In terms of the issue itself, David continues his pattern of me liking one "The End" issue and not liking another: I wasn't a huge fan of last issue, but this issue is almost perfect. The "deus ex machina with my own personal deus" line made me LOL, because it was true -- a convenient last-minute save -- but also because it wasn't the cheap device that it usually is. Jamie does happen to have his own personal deus and Theresa arriving to save Jamie from his demon self so that he can raise a family with Layla obviously has a certain symmetry to it.

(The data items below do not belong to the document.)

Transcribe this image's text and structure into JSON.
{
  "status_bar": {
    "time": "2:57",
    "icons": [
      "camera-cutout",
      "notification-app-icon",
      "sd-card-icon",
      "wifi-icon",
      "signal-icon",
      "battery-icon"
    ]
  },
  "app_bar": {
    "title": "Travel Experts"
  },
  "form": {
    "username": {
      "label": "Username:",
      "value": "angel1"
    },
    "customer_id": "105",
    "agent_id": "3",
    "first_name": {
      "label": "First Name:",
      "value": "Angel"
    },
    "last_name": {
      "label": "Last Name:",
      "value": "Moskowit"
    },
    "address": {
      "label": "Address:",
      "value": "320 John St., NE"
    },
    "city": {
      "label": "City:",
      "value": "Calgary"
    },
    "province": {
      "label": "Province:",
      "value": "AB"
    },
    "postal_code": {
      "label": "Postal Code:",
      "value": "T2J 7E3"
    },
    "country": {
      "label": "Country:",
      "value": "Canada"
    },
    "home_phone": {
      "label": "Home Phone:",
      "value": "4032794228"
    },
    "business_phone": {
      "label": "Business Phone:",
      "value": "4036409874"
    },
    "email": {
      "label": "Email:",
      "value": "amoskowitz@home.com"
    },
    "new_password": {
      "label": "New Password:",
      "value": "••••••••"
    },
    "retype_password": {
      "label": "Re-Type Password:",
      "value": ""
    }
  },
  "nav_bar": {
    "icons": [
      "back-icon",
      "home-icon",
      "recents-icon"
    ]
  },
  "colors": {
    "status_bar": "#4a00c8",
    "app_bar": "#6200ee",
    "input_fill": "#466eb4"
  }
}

In terms of "X-Factor," I really don't even know what to say. This series was so consistently well written that it was often an oasis in a desert of mediocrity, a character-driven story that reminded you of why you read comics as other books descended into incomprehensible cross-over events or mindless slug-fests. (I'm looking at you, "Avengers" and "Superior Spider-Man.") Despite his usual talent in not leaving loose ends, David doesn't actually manage to settle all the accounts. He never really got a chance to bring the Isolationist story to fruition, we never really learned what motivated Jezebel to plot with him in the first place (since she was often portrayed as a good guy after that issue), and it would've been nice to have a better sense of what happened to Tier. Moreover, this issue itself raises some questions: I'm also not really sure what happened with Mr. Tryp here, other than him providing the dramatic fodder by calling the police, and we have no idea who the man in the black suit is.
But maybe it's actually for the best. At the end of this issue, Jamie is essentially saying that it's all someone else's problem now. You get the sense that, after the Hell on Earth War and getting turned into a demon, he's just, as he says here, done. Someone else can worry about the Isolationist when he puts into effect his plan. Someone else can try to solve the mystery of Jezebel. Wolfsbane can go find Tier if she wants to do so. All Mr. Tryp's plans and schemes are hopefully dead with him. Surely the man in the black suit has enough mutants left to persecute. Jamie? Jamie's done. At the end of the day, X-Factor in its present incarnation has been all about Jamie. If he says it's done, then it's done.
As such, "X-Factor" is also done. Thanks, Peter David, for making me so sad that this series has ended. I worry that the world of comics is instantly the worse for it, shifting the balance to the "Forever Evil"s and "Infinity"s. But, like Jamie Madrox, you can leave that to someone else to save.